Previous studies have shown that ET can reduce fluid reabsorption (Garcia and Garvin, 1994), Na⁺-phosphate cotransport, and Na⁺/H⁺exchange (Guntupalli and DuBose, 1994) in mammalian renal proximal tubule. The present data show that ET reduced ATP-driven drug transport in killifish renal proximal tubule. All of these ET-dependent transport processes directly or indirectly consume ATP. It appears that in proximal tubule, one possible role of ET release during renal damage is to signal a reduction in certain ATP-consuming processes in the epithelial cells. As a result, ATP could be conserved for duties more immediately relevant to cell survival (e.g., calcium homeostasis). On the other hand, these effects of ET on transport in proximal tubule may be part of the normal progression of cellular events that occur during ET-mediated renal injury. Future research will be directed at resolving this issue.

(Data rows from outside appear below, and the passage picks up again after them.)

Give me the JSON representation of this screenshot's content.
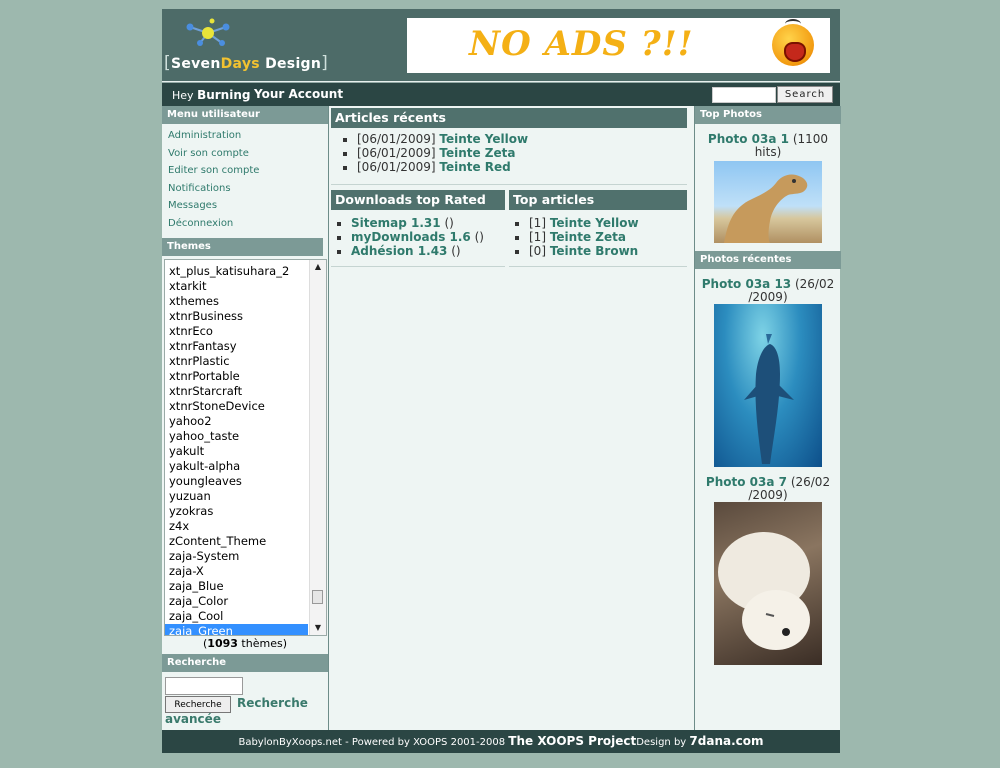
{
  "header": {
    "logo_prefix": "Seven",
    "logo_highlight": "Days",
    "logo_suffix": "Design",
    "banner_text": "NO ADS ?!!"
  },
  "navbar": {
    "greeting": "Hey",
    "username": "Burning",
    "account_link": "Your Account",
    "search_button": "Search"
  },
  "user_menu": {
    "title": "Menu utilisateur",
    "items": [
      "Administration",
      "Voir son compte",
      "Editer son compte",
      "Notifications",
      "Messages",
      "Déconnexion"
    ]
  },
  "themes": {
    "title": "Themes",
    "items": [
      "xt_plus_katisuhara_2",
      "xtarkit",
      "xthemes",
      "xtnrBusiness",
      "xtnrEco",
      "xtnrFantasy",
      "xtnrPlastic",
      "xtnrPortable",
      "xtnrStarcraft",
      "xtnrStoneDevice",
      "yahoo2",
      "yahoo_taste",
      "yakult",
      "yakult-alpha",
      "youngleaves",
      "yuzuan",
      "yzokras",
      "z4x",
      "zContent_Theme",
      "zaja-System",
      "zaja-X",
      "zaja_Blue",
      "zaja_Color",
      "zaja_Cool",
      "zaja_Green"
    ],
    "selected": "zaja_Green",
    "count_open": "(",
    "count": "1093",
    "count_suffix": "thèmes)"
  },
  "search_block": {
    "title": "Recherche",
    "button": "Recherche",
    "advanced_link": "Recherche avancée"
  },
  "articles_recents": {
    "title": "Articles récents",
    "items": [
      {
        "date": "[06/01/2009]",
        "title": "Teinte Yellow"
      },
      {
        "date": "[06/01/2009]",
        "title": "Teinte Zeta"
      },
      {
        "date": "[06/01/2009]",
        "title": "Teinte Red"
      }
    ]
  },
  "downloads_top": {
    "title": "Downloads top Rated",
    "items": [
      {
        "title": "Sitemap 1.31",
        "paren": "()"
      },
      {
        "title": "myDownloads 1.6",
        "paren": "()"
      },
      {
        "title": "Adhésion 1.43",
        "paren": "()"
      }
    ]
  },
  "top_articles": {
    "title": "Top articles",
    "items": [
      {
        "count": "[1]",
        "title": "Teinte Yellow"
      },
      {
        "count": "[1]",
        "title": "Teinte Zeta"
      },
      {
        "count": "[0]",
        "title": "Teinte Brown"
      }
    ]
  },
  "top_photos": {
    "title": "Top Photos",
    "photo": {
      "title": "Photo 03a 1",
      "meta": "(1100 hits)"
    }
  },
  "recent_photos": {
    "title": "Photos récentes",
    "photos": [
      {
        "title": "Photo 03a 13",
        "meta": "(26/02 /2009)"
      },
      {
        "title": "Photo 03a 7",
        "meta": "(26/02 /2009)"
      }
    ]
  },
  "footer": {
    "text_plain": "BabylonByXoops.net - Powered by XOOPS 2001-2008",
    "project": "The XOOPS Project",
    "design_by": "Design by",
    "designer": "7dana.com"
  }
}
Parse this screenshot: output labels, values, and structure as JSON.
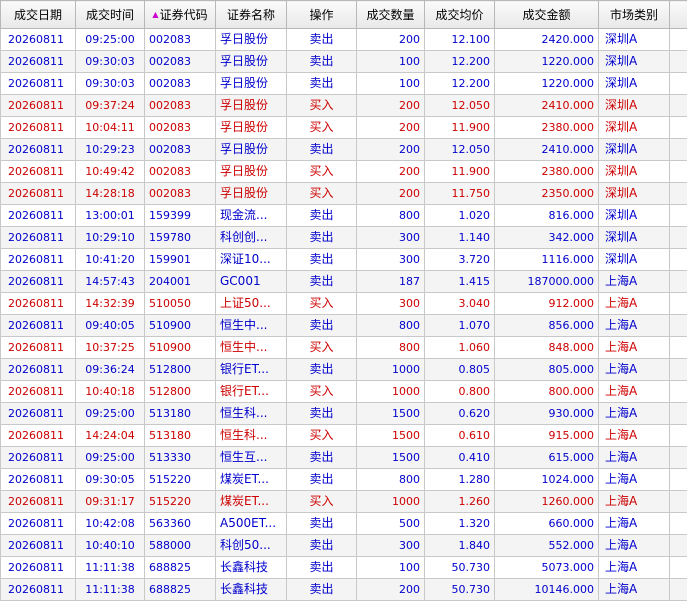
{
  "headers": {
    "date": "成交日期",
    "time": "成交时间",
    "code": "证券代码",
    "name": "证券名称",
    "op": "操作",
    "qty": "成交数量",
    "price": "成交均价",
    "amount": "成交金额",
    "market": "市场类别"
  },
  "rows": [
    {
      "date": "20260811",
      "time": "09:25:00",
      "code": "002083",
      "name": "孚日股份",
      "op": "卖出",
      "qty": "200",
      "price": "12.100",
      "amount": "2420.000",
      "market": "深圳A",
      "side": "sell"
    },
    {
      "date": "20260811",
      "time": "09:30:03",
      "code": "002083",
      "name": "孚日股份",
      "op": "卖出",
      "qty": "100",
      "price": "12.200",
      "amount": "1220.000",
      "market": "深圳A",
      "side": "sell"
    },
    {
      "date": "20260811",
      "time": "09:30:03",
      "code": "002083",
      "name": "孚日股份",
      "op": "卖出",
      "qty": "100",
      "price": "12.200",
      "amount": "1220.000",
      "market": "深圳A",
      "side": "sell"
    },
    {
      "date": "20260811",
      "time": "09:37:24",
      "code": "002083",
      "name": "孚日股份",
      "op": "买入",
      "qty": "200",
      "price": "12.050",
      "amount": "2410.000",
      "market": "深圳A",
      "side": "buy"
    },
    {
      "date": "20260811",
      "time": "10:04:11",
      "code": "002083",
      "name": "孚日股份",
      "op": "买入",
      "qty": "200",
      "price": "11.900",
      "amount": "2380.000",
      "market": "深圳A",
      "side": "buy"
    },
    {
      "date": "20260811",
      "time": "10:29:23",
      "code": "002083",
      "name": "孚日股份",
      "op": "卖出",
      "qty": "200",
      "price": "12.050",
      "amount": "2410.000",
      "market": "深圳A",
      "side": "sell"
    },
    {
      "date": "20260811",
      "time": "10:49:42",
      "code": "002083",
      "name": "孚日股份",
      "op": "买入",
      "qty": "200",
      "price": "11.900",
      "amount": "2380.000",
      "market": "深圳A",
      "side": "buy"
    },
    {
      "date": "20260811",
      "time": "14:28:18",
      "code": "002083",
      "name": "孚日股份",
      "op": "买入",
      "qty": "200",
      "price": "11.750",
      "amount": "2350.000",
      "market": "深圳A",
      "side": "buy"
    },
    {
      "date": "20260811",
      "time": "13:00:01",
      "code": "159399",
      "name": "现金流...",
      "op": "卖出",
      "qty": "800",
      "price": "1.020",
      "amount": "816.000",
      "market": "深圳A",
      "side": "sell"
    },
    {
      "date": "20260811",
      "time": "10:29:10",
      "code": "159780",
      "name": "科创创...",
      "op": "卖出",
      "qty": "300",
      "price": "1.140",
      "amount": "342.000",
      "market": "深圳A",
      "side": "sell"
    },
    {
      "date": "20260811",
      "time": "10:41:20",
      "code": "159901",
      "name": "深证10...",
      "op": "卖出",
      "qty": "300",
      "price": "3.720",
      "amount": "1116.000",
      "market": "深圳A",
      "side": "sell"
    },
    {
      "date": "20260811",
      "time": "14:57:43",
      "code": "204001",
      "name": "GC001",
      "op": "卖出",
      "qty": "187",
      "price": "1.415",
      "amount": "187000.000",
      "market": "上海A",
      "side": "sell"
    },
    {
      "date": "20260811",
      "time": "14:32:39",
      "code": "510050",
      "name": "上证50...",
      "op": "买入",
      "qty": "300",
      "price": "3.040",
      "amount": "912.000",
      "market": "上海A",
      "side": "buy"
    },
    {
      "date": "20260811",
      "time": "09:40:05",
      "code": "510900",
      "name": "恒生中...",
      "op": "卖出",
      "qty": "800",
      "price": "1.070",
      "amount": "856.000",
      "market": "上海A",
      "side": "sell"
    },
    {
      "date": "20260811",
      "time": "10:37:25",
      "code": "510900",
      "name": "恒生中...",
      "op": "买入",
      "qty": "800",
      "price": "1.060",
      "amount": "848.000",
      "market": "上海A",
      "side": "buy"
    },
    {
      "date": "20260811",
      "time": "09:36:24",
      "code": "512800",
      "name": "银行ET...",
      "op": "卖出",
      "qty": "1000",
      "price": "0.805",
      "amount": "805.000",
      "market": "上海A",
      "side": "sell"
    },
    {
      "date": "20260811",
      "time": "10:40:18",
      "code": "512800",
      "name": "银行ET...",
      "op": "买入",
      "qty": "1000",
      "price": "0.800",
      "amount": "800.000",
      "market": "上海A",
      "side": "buy"
    },
    {
      "date": "20260811",
      "time": "09:25:00",
      "code": "513180",
      "name": "恒生科...",
      "op": "卖出",
      "qty": "1500",
      "price": "0.620",
      "amount": "930.000",
      "market": "上海A",
      "side": "sell"
    },
    {
      "date": "20260811",
      "time": "14:24:04",
      "code": "513180",
      "name": "恒生科...",
      "op": "买入",
      "qty": "1500",
      "price": "0.610",
      "amount": "915.000",
      "market": "上海A",
      "side": "buy"
    },
    {
      "date": "20260811",
      "time": "09:25:00",
      "code": "513330",
      "name": "恒生互...",
      "op": "卖出",
      "qty": "1500",
      "price": "0.410",
      "amount": "615.000",
      "market": "上海A",
      "side": "sell"
    },
    {
      "date": "20260811",
      "time": "09:30:05",
      "code": "515220",
      "name": "煤炭ET...",
      "op": "卖出",
      "qty": "800",
      "price": "1.280",
      "amount": "1024.000",
      "market": "上海A",
      "side": "sell"
    },
    {
      "date": "20260811",
      "time": "09:31:17",
      "code": "515220",
      "name": "煤炭ET...",
      "op": "买入",
      "qty": "1000",
      "price": "1.260",
      "amount": "1260.000",
      "market": "上海A",
      "side": "buy"
    },
    {
      "date": "20260811",
      "time": "10:42:08",
      "code": "563360",
      "name": "A500ET...",
      "op": "卖出",
      "qty": "500",
      "price": "1.320",
      "amount": "660.000",
      "market": "上海A",
      "side": "sell"
    },
    {
      "date": "20260811",
      "time": "10:40:10",
      "code": "588000",
      "name": "科创50...",
      "op": "卖出",
      "qty": "300",
      "price": "1.840",
      "amount": "552.000",
      "market": "上海A",
      "side": "sell"
    },
    {
      "date": "20260811",
      "time": "11:11:38",
      "code": "688825",
      "name": "长鑫科技",
      "op": "卖出",
      "qty": "100",
      "price": "50.730",
      "amount": "5073.000",
      "market": "上海A",
      "side": "sell"
    },
    {
      "date": "20260811",
      "time": "11:11:38",
      "code": "688825",
      "name": "长鑫科技",
      "op": "卖出",
      "qty": "200",
      "price": "50.730",
      "amount": "10146.000",
      "market": "上海A",
      "side": "sell"
    }
  ]
}
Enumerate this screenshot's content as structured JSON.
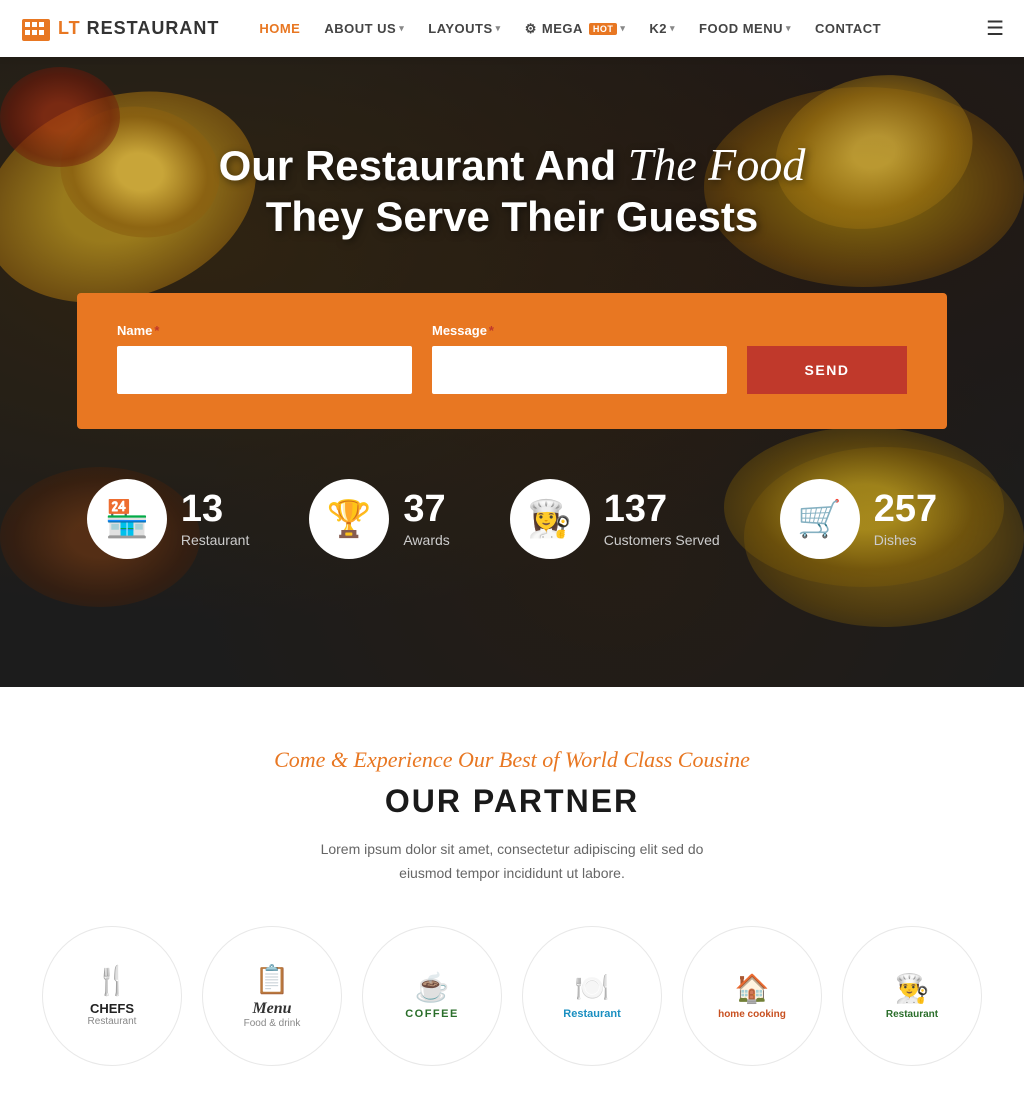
{
  "navbar": {
    "logo_lt": "LT",
    "logo_restaurant": " RESTAURANT",
    "nav_items": [
      {
        "label": "HOME",
        "active": true,
        "has_dropdown": false,
        "id": "home"
      },
      {
        "label": "ABOUT US",
        "active": false,
        "has_dropdown": true,
        "id": "about"
      },
      {
        "label": "LAYOUTS",
        "active": false,
        "has_dropdown": true,
        "id": "layouts"
      },
      {
        "label": "MEGA",
        "active": false,
        "has_dropdown": true,
        "id": "mega",
        "badge": "HOT"
      },
      {
        "label": "K2",
        "active": false,
        "has_dropdown": true,
        "id": "k2"
      },
      {
        "label": "FOOD MENU",
        "active": false,
        "has_dropdown": true,
        "id": "food-menu"
      },
      {
        "label": "CONTACT",
        "active": false,
        "has_dropdown": false,
        "id": "contact"
      }
    ]
  },
  "hero": {
    "title_part1": "Our Restaurant And ",
    "title_cursive": "The Food",
    "title_part2": "They Serve Their Guests"
  },
  "form": {
    "name_label": "Name",
    "name_required": "*",
    "name_placeholder": "",
    "message_label": "Message",
    "message_required": "*",
    "message_placeholder": "",
    "send_button": "SEND"
  },
  "stats": [
    {
      "number": "13",
      "label": "Restaurant",
      "emoji": "🏪"
    },
    {
      "number": "37",
      "label": "Awards",
      "emoji": "🏆"
    },
    {
      "number": "137",
      "label": "Customers Served",
      "emoji": "👩‍🍳"
    },
    {
      "number": "257",
      "label": "Dishes",
      "emoji": "🛒"
    }
  ],
  "partner": {
    "subtitle": "Come & Experience Our Best of World Class Cousine",
    "title": "OUR PARTNER",
    "description": "Lorem ipsum dolor sit amet, consectetur adipiscing elit sed do eiusmod tempor incididunt ut labore.",
    "logos": [
      {
        "name": "CHEFS",
        "sub": "Restaurant",
        "emoji": "🍴",
        "style": "chefs"
      },
      {
        "name": "Menu",
        "sub": "Food & drink",
        "emoji": "📋",
        "style": "menu"
      },
      {
        "name": "COFFEE",
        "sub": "",
        "emoji": "☕",
        "style": "coffee"
      },
      {
        "name": "Restaurant",
        "sub": "",
        "emoji": "🍽️",
        "style": "restaurant"
      },
      {
        "name": "home cooking",
        "sub": "",
        "emoji": "🏠",
        "style": "homecooking"
      },
      {
        "name": "Restaurant",
        "sub": "",
        "emoji": "👨‍🍳",
        "style": "rest2"
      }
    ]
  }
}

Taken together, the present study shows that subnanomolar to nanomolar concentrations of ET-1 rapidly reduced the cell-to-tubular lumen transport of Mrp2- and P-glycoprotein-mediated transport. These effects are most likely governed by the ET_B receptor and regulated through PKC. These are the first data linking ET with the control of xenobiotic excretory transport and the first demonstrating hormonal control of ATP-driven drug secretion in kidney.